コンピュテーショナルデザインとは
コンピュテーショナルデザイン(こんぴゅてーしょなるでざいん / Computational Design)とは、従来は設計者の経験や感性により行ってきたデザインプロセスをコンピュータが代用または支援して行う設計手法のことです。
建築の設計は、建築主が求める機能や意匠性などに対して、設計者が敷地形状や周辺環境等の様々な与条件を考慮して、意匠や構造、設備など複合的な要素を検討してすすめていきます。建物規模が大きいほどプロジェクト関係者も多く、設計段階での合意形成には多くのプロセスを必要とします。
従来は、設計者が検討したデザインプランを都度模型等にし、合意を図りながら進めるのが一般的でしたが、コンピュテーショナルデザインでは、様々な条件をパラメータとして入力して、コンピュータに演算させることで迅速に最適解を導き出せるようになり、設計の初期段階から目指す姿を関係者で共有できるようになりました。
またコンピュータで検討したプロセスが保存されるため、後からの振り返りや知的資産として再利用が可能となる、さらにコンピュータのデータやモデルを「製作、加工」までつなげることで生産性の飛躍的向上も期待される設計手法です。

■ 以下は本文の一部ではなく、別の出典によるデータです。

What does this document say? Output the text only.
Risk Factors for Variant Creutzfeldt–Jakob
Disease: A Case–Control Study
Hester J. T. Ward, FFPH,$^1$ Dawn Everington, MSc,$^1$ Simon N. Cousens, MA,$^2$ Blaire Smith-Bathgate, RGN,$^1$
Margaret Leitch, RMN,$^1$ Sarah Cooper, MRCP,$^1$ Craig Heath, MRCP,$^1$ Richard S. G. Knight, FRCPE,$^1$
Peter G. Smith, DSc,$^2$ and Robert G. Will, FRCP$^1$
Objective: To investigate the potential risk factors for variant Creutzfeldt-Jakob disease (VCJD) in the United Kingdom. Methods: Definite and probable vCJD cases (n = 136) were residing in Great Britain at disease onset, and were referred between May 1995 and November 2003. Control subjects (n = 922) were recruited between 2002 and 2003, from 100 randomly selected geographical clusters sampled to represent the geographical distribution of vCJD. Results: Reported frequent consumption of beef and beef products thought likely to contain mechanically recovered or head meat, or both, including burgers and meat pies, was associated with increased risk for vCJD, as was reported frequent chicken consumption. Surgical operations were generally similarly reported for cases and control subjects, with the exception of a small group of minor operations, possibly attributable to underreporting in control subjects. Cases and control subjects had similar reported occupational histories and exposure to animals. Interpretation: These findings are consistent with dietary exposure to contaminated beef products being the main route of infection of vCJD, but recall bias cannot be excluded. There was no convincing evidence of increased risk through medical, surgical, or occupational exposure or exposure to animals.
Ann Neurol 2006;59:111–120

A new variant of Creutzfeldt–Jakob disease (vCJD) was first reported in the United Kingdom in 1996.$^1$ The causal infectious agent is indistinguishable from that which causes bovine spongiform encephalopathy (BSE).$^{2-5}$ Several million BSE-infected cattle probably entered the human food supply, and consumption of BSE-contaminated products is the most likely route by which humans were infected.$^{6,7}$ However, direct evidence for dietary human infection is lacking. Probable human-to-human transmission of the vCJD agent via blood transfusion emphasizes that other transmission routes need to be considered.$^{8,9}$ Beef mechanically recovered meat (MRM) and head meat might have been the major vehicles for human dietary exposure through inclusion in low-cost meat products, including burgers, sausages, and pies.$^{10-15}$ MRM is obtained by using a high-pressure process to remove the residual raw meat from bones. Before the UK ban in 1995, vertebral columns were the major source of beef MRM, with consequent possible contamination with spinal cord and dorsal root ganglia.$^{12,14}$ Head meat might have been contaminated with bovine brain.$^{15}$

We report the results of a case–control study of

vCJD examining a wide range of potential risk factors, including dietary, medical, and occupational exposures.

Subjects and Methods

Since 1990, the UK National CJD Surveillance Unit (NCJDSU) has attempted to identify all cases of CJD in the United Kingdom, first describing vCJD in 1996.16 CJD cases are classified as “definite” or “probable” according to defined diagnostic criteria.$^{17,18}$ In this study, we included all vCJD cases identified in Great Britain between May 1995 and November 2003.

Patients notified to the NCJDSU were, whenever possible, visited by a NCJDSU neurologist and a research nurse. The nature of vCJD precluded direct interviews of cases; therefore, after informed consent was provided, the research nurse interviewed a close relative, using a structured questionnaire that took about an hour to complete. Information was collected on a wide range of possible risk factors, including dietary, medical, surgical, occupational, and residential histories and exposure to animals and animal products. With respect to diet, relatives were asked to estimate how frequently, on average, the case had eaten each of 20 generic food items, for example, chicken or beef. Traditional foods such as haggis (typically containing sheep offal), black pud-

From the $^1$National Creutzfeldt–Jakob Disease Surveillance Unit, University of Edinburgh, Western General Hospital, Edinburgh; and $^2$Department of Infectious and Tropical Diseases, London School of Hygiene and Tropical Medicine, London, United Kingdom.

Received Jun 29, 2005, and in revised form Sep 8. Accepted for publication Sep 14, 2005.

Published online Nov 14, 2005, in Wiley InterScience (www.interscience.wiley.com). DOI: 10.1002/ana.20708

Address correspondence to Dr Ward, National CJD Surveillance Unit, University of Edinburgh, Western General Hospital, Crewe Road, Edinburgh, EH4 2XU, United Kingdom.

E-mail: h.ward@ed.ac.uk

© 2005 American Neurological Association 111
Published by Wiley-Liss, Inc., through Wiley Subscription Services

欧米の大手組織設計事務所がコンピュテーショナルデザインに力を入れて取り組んでおり、設計手法の大きな潮流となってきています。竹中工務店では、2018年に専門部署を発足し、コンピュテーショナルデザインによる設計を取り入れた複数のプロジェクトが生まれています。
木材においては加工がしやすく自由なデザインをつくりやすいという特徴を持ち、コンピュテーショナルデザインが生み出す様々なデザインと親和性が高い建築材料といえます。今後コンピュテーショナルデザインを活用した木造建築が多く生まれることを期待しています。